Auction sales during Monterey Car Week saw a 3% decrease from the previous year, largely attributed to a shift in preference towards newer cars. This shift has resulted in a surplus of unsold classic cars from the 1950s and 1960s. Total sales at the five main auctioneers in Monterey, including RM Sotheby’s, Broad Arrow, Gooding & Company, Mecum, and Bonhams, amounted to $391.6 million in sales this year, down from $403 million in 2023. The decline in sales has been a trend, with a 14% decrease noted last year compared to the peak of 2022.
Experts point to the oversaturation of auctions as a contributing factor to the decline in sales. The market is flooded with similar classic cars, leading to weak demand and subsequently low sales prices. Simon Kidston, a leading advisor to wealthy car collectors, noted the abundance of similar ‘product’ at the auctions, questioning whether sellers had considered the saturation of the market and the competition for the same set of buyers. Additionally, many entries had been on display in dealer windows for extended periods, further diminishing their desirability.
A significant shift in car collector demographics has also impacted the classic car market. A new generation of collectors, primarily Gen Xers and millennials, are showing a preference for cars from the 1980s, 1990s, and 2000s. This shift in preference is reflected in the sell-through rate, with pre-1981 cars priced at $1 million or more experiencing an anaemic 52% sell-through rate. In contrast, cars less than 4 years old had a much more robust sell-through rate of 73%, demonstrating the influence of younger collectors in shaping the market.
Apart from changing preferences and market saturation, high-interest rates are also cited as a factor influencing the classic car market. Financing has been a common practice at the lower end of the market, enabling buyers to build their collections. However, rising interest rates have raised the opportunity cost of investing in classic cars. Potential buyers are now weighing the returns they could earn by investing their money elsewhere, leading to a more cautious approach towards collector car purchases.
While certain rare and exceptional classic cars continue to command high prices, the broader trend indicates a transformation in the classic car market.

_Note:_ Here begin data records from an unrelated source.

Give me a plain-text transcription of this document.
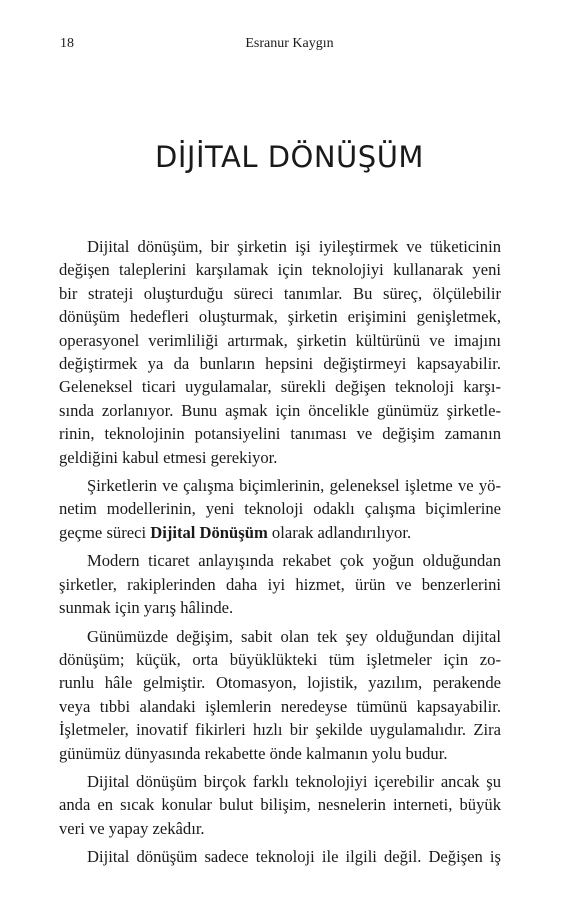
18	Esranur Kaygın
DİJİTAL DÖNÜŞÜM
Dijital dönüşüm, bir şirketin işi iyileştirmek ve tüketicinin
değişen taleplerini karşılamak için teknolojiyi kullanarak yeni
bir strateji oluşturduğu süreci tanımlar. Bu süreç, ölçülebilir
dönüşüm hedefleri oluşturmak, şirketin erişimini genişletmek,
operasyonel verimliliği artırmak, şirketin kültürünü ve imajını
değiştirmek ya da bunların hepsini değiştirmeyi kapsayabilir.
Geleneksel ticari uygulamalar, sürekli değişen teknoloji karşı-
sında zorlanıyor. Bunu aşmak için öncelikle günümüz şirketle-
rinin, teknolojinin potansiyelini tanıması ve değişim zamanın
geldiğini kabul etmesi gerekiyor.
Şirketlerin ve çalışma biçimlerinin, geleneksel işletme ve yö-
netim modellerinin, yeni teknoloji odaklı çalışma biçimlerine
geçme süreci Dijital Dönüşüm olarak adlandırılıyor.
Modern ticaret anlayışında rekabet çok yoğun olduğundan
şirketler, rakiplerinden daha iyi hizmet, ürün ve benzerlerini
sunmak için yarış hâlinde.
Günümüzde değişim, sabit olan tek şey olduğundan dijital
dönüşüm; küçük, orta büyüklükteki tüm işletmeler için zo-
runlu hâle gelmiştir. Otomasyon, lojistik, yazılım, perakende
veya tıbbi alandaki işlemlerin neredeyse tümünü kapsayabilir.
İşletmeler, inovatif fikirleri hızlı bir şekilde uygulamalıdır. Zira
günümüz dünyasında rekabette önde kalmanın yolu budur.
Dijital dönüşüm birçok farklı teknolojiyi içerebilir ancak şu
anda en sıcak konular bulut bilişim, nesnelerin interneti, büyük
veri ve yapay zekâdır.
Dijital dönüşüm sadece teknoloji ile ilgili değil. Değişen iş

Older collectors are gradually selling off or downsizing their collections, ushering in a new era dominated by younger collectors and modern supercars. The market is in a transitional phase, moving away from traditional classics of the past towards contemporary supercars. As the classic car market continues to evolve, the divergence between older and newer cars is expected to intensify, influencing prices and auction dynamics in the years to come.
The classic car auction scene is undergoing a period of significant change, driven by shifting collector preferences, market saturation, and economic factors. The days of vintage cars from the 1950s and 1960s dominating auction sales are giving way to a new era where newer models and modern supercars are taking center stage. As the market adapts to these transformations, both buyers and sellers will need to adjust their strategies to navigate the evolving landscape of classic car auctions.